= Holy Cross Church, Pavoor =

Building in India

The Holy Cross Church, Pavoor, Kasaragod district, Kerala is a Roman Catholic Church (Latin Rite) and the only place in the world where a range of Catholic Church Services are conducted in Tulu.

==Unique identity==

The Holy Cross Church is in Kerala, Kasargod Deanery, and with about a dozen churches, it comes under Catholic Diocese of Mangalore. It falls in Tulu Nadu, a region on the south-western coast of India, where the majority speakers speak the Tulu language. It consists of the Dakshina Kannada and Udupi districts of Karnataka, and the northern parts of the Kasargod district up to the Chandragiri river in Kerala. The Chandragiri river is traditionally considered to be a boundary between Tulu Nadu and Kerala. Because Tulu speaking kings ruled over the area like Kanyakumari ruled over by Malayali kings.
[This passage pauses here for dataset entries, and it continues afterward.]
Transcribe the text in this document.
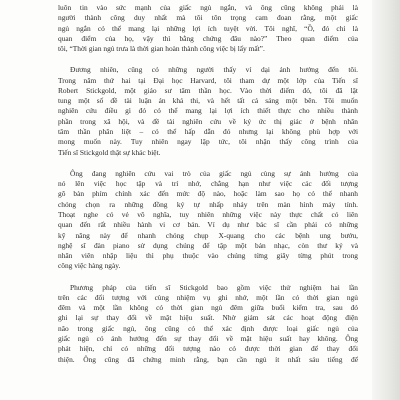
luôn tin vào sức mạnh của giấc ngủ ngắn, và ông cũng không phải là
người thành công duy nhất mà tôi tôn trọng cam đoan rằng, một giấc
ngủ ngắn có thể mang lại những lợi ích tuyệt vời. Tôi nghĩ, “Ồ, đó chỉ là
quan điểm của họ, vậy thì bằng chứng đâu nào?” Theo quan điểm của
tôi, “Thời gian ngủ trưa là thời gian hoàn thành công việc bị lấy mất”.
Đương nhiên, cũng có những người thấy ví dại ảnh hưởng đến tôi.
Trong năm thứ hai tại Đại học Harvard, tôi tham dự một lớp của Tiến sĩ
Robert Stickgold, một giáo sư tâm thần học. Vào thời điểm đó, tôi đã lật
tung một số đề tài luận án khả thi, và hết tất cả sáng một bên. Tôi muốn
nghiên cứu điều gì đó có thể mang lại lợi ích thiết thực cho nhiều thành
phần trong xã hội, và đề tài nghiên cứu về ký ức thị giác ở bệnh nhân
tâm thần phân liệt – có thể hấp dẫn đó nhưng lại không phù hợp với
mong muốn này. Tuy nhiên ngay lập tức, tôi nhận thấy công trình của
Tiến sĩ Stickgold thật sự khác biệt.
Ông đang nghiên cứu vai trò của giấc ngủ cùng sự ảnh hưởng của
nó lên việc học tập và trí nhớ, chẳng hạn như việc các đối tượng
gõ bàn phím chính xác đến mức độ nào, hoặc làm sao họ có thể nhanh
chóng chọn ra những đồng ký tự nhấp nháy trên màn hình máy tính.
Thoạt nghe có vẻ vô nghĩa, tuy nhiên những việc này thực chất có liên
quan đến rất nhiều hành vi cơ bản. Ví dụ như bác sĩ cần phải có những
kỹ năng này để nhanh chóng chụp X-quang cho các bệnh ung bướu,
nghệ sĩ đàn piano sử dụng chúng để tập một bản nhạc, còn thư ký và
nhân viên nhập liệu thì phụ thuộc vào chúng từng giây từng phút trong
công việc hàng ngày.
Phương pháp của tiến sĩ Stickgold bao gồm việc thử nghiệm hai lần
trên các đối tượng với cùng nhiệm vụ ghi nhớ, một lần có thời gian ngủ
đêm và một lần không có thời gian ngủ đêm giữa buổi kiểm tra, sau đó
ghi lại sự thay đổi về mặt hiệu suất. Nhờ giám sát các hoạt động điện
não trong giấc ngủ, ông cũng có thể xác định được loại giấc ngủ của
giấc ngủ có ảnh hưởng đến sự thay đổi về mặt hiệu suất hay không. Ông
phát hiện, chỉ có những đối tượng nào có được thời gian để thay đổi
thiện. Ông cũng đã chứng minh rằng, bạn cần ngủ ít nhất sáu tiếng để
Whereas in other the churches in the Diocese of Mangalore the services are conducted in Konkani, English and Malayalam, the main Holy Mass at Pavoor Church at 7:30 am (IST) on Sundays, is in Tulu. The service at 11 am, mainly for children, is in a cocktail of languages. On the first Sunday of the month the service is in Konkani, on the second Sunday in Tulu and on the third and fourth Sundays in Kannada. At the main morning service, the hymns are sung in Tulu, prayers are recited in Tulu and the sermon is preached in Tulu.

==History==

There is a book of prayers in Tulu titled Dyanada Book (lit. book of knowledge). There is also a hymn book titled Bhakti Gitolu (lit. Prayer hyms).
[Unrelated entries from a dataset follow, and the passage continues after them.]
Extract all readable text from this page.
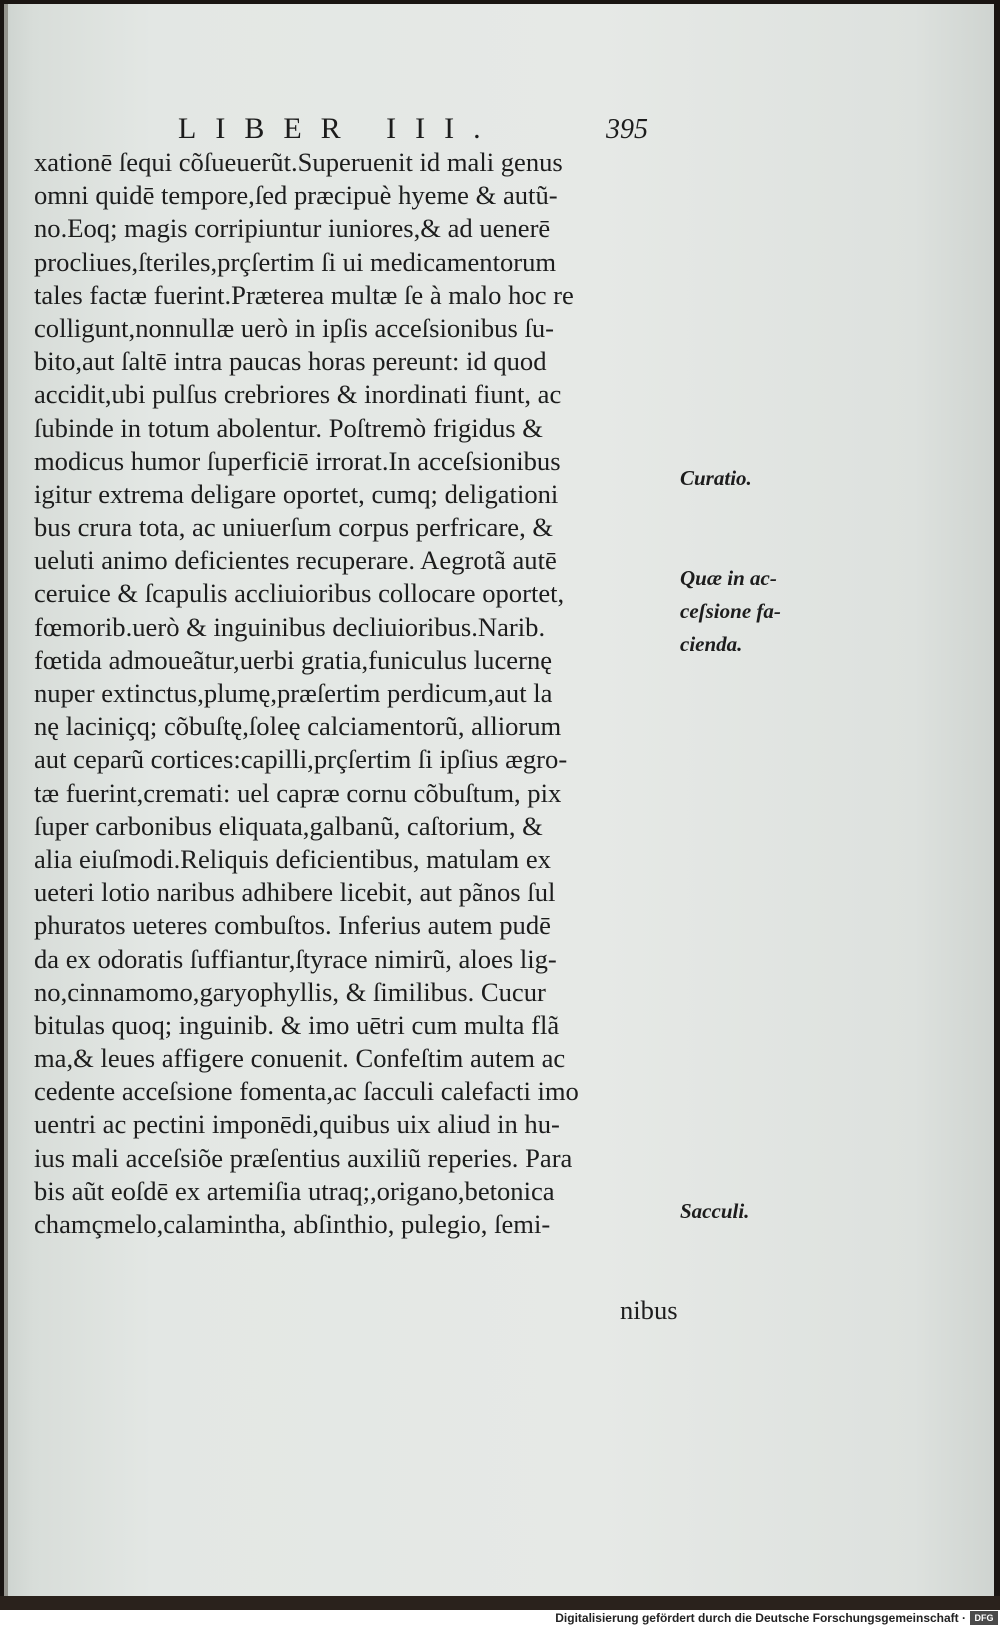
LIBER III.	395
xationē ſequi cõſueuerũt.Superuenit id mali genus
omni quidē tempore,ſed præcipuè hyeme & autũ-
no.Eoq; magis corripiuntur iuniores,& ad uenerē
procliues,ſteriles,prçſertim ſi ui medicamentorum
tales factæ fuerint.Præterea multæ ſe à malo hoc re
colligunt,nonnullæ uerò in ipſis acceſsionibus ſu-
bito,aut ſaltē intra paucas horas pereunt: id quod
accidit,ubi pulſus crebriores & inordinati fiunt, ac
ſubinde in totum abolentur. Poſtremò frigidus &
modicus humor ſuperficiē irrorat.In acceſsionibus
igitur extrema deligare oportet, cumq; deligationi
bus crura tota, ac uniuerſum corpus perfricare, &
ueluti animo deficientes recuperare. Aegrotã autē
ceruice & ſcapulis accliuioribus collocare oportet,
fœmorib.uerò & inguinibus decliuioribus.Narib.
fœtida admoueãtur,uerbi gratia,funiculus lucernę
nuper extinctus,plumę,præſertim perdicum,aut la
nę laciniçq; cõbuſtę,ſoleę calciamentorũ, alliorum
aut ceparũ cortices:capilli,prçſertim ſi ipſius ægro-
tæ fuerint,cremati: uel capræ cornu cõbuſtum, pix
ſuper carbonibus eliquata,galbanũ, caſtorium, &
alia eiuſmodi.Reliquis deficientibus, matulam ex
ueteri lotio naribus adhibere licebit, aut pãnos ſul
phuratos ueteres combuſtos. Inferius autem pudē
da ex odoratis ſuffiantur,ſtyrace nimirũ, aloes lig-
no,cinnamomo,garyophyllis, & ſimilibus. Cucur
bitulas quoq; inguinib. & imo uētri cum multa flã
ma,& leues affigere conuenit. Confeſtim autem ac
cedente acceſsione fomenta,ac ſacculi calefacti imo
uentri ac pectini imponēdi,quibus uix aliud in hu-
ius mali acceſsiõe præſentius auxiliũ reperies. Para
bis aũt eoſdē ex artemiſia utraq;,origano,betonica
chamçmelo,calamintha, abſinthio, pulegio, ſemi-
nibus
Curatio.
Quæ in ac-
ceſsione fa-
cienda.
Sacculi.
Digitalisierung gefördert durch die Deutsche Forschungsgemeinschaft · DFG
Tulu in this church is not a modern inculturation transplant. The credit for introducing Tulu at Pavoor Church goes to an Italian Jesuit priest who came to Mangalore in 1897. Fr Alexander Camissa, born in 1868 in Italy, spent one year at Suratkal, Mangalore taluk learning Tulu. He continued his Tulu studies at Jeppu Seminary where he was a teacher. While there, he came across persons belonging to a nomadic tribe who made a miserable living weaving baskets and doing odd jobs for a pittance.
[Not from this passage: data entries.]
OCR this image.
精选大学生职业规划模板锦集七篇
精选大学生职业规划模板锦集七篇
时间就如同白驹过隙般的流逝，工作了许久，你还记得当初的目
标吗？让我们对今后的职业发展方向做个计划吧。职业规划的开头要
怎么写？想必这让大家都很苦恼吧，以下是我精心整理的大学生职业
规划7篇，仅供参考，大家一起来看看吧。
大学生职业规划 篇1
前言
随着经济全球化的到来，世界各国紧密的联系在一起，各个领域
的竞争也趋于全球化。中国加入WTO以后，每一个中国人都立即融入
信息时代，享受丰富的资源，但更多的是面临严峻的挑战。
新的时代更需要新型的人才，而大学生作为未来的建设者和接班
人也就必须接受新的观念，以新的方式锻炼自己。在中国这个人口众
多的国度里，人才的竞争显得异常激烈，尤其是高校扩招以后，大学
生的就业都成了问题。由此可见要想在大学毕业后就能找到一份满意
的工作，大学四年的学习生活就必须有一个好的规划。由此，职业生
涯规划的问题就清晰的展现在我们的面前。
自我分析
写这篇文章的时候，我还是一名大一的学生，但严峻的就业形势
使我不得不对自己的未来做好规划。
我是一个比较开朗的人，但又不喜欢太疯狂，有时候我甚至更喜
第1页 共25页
When Fr Alexander started the Pavoor Mission in 1913, it was a barren landscape. He obtained 300 acre of land from the government and settled them there. For the first time they had land of their own to settle down and give up their nomadic life.

Thus, the Tulu language services were initiated because the original settlers of Pavoor parish were illiterate, knowing neither Kannada nor Konkani, the dominant church service languages in the region. Even today the original settlers constitute about 95% of the 110 families in the parish, the rest 10 being Konkanis. But, today the settlers are better educated and economically advanced.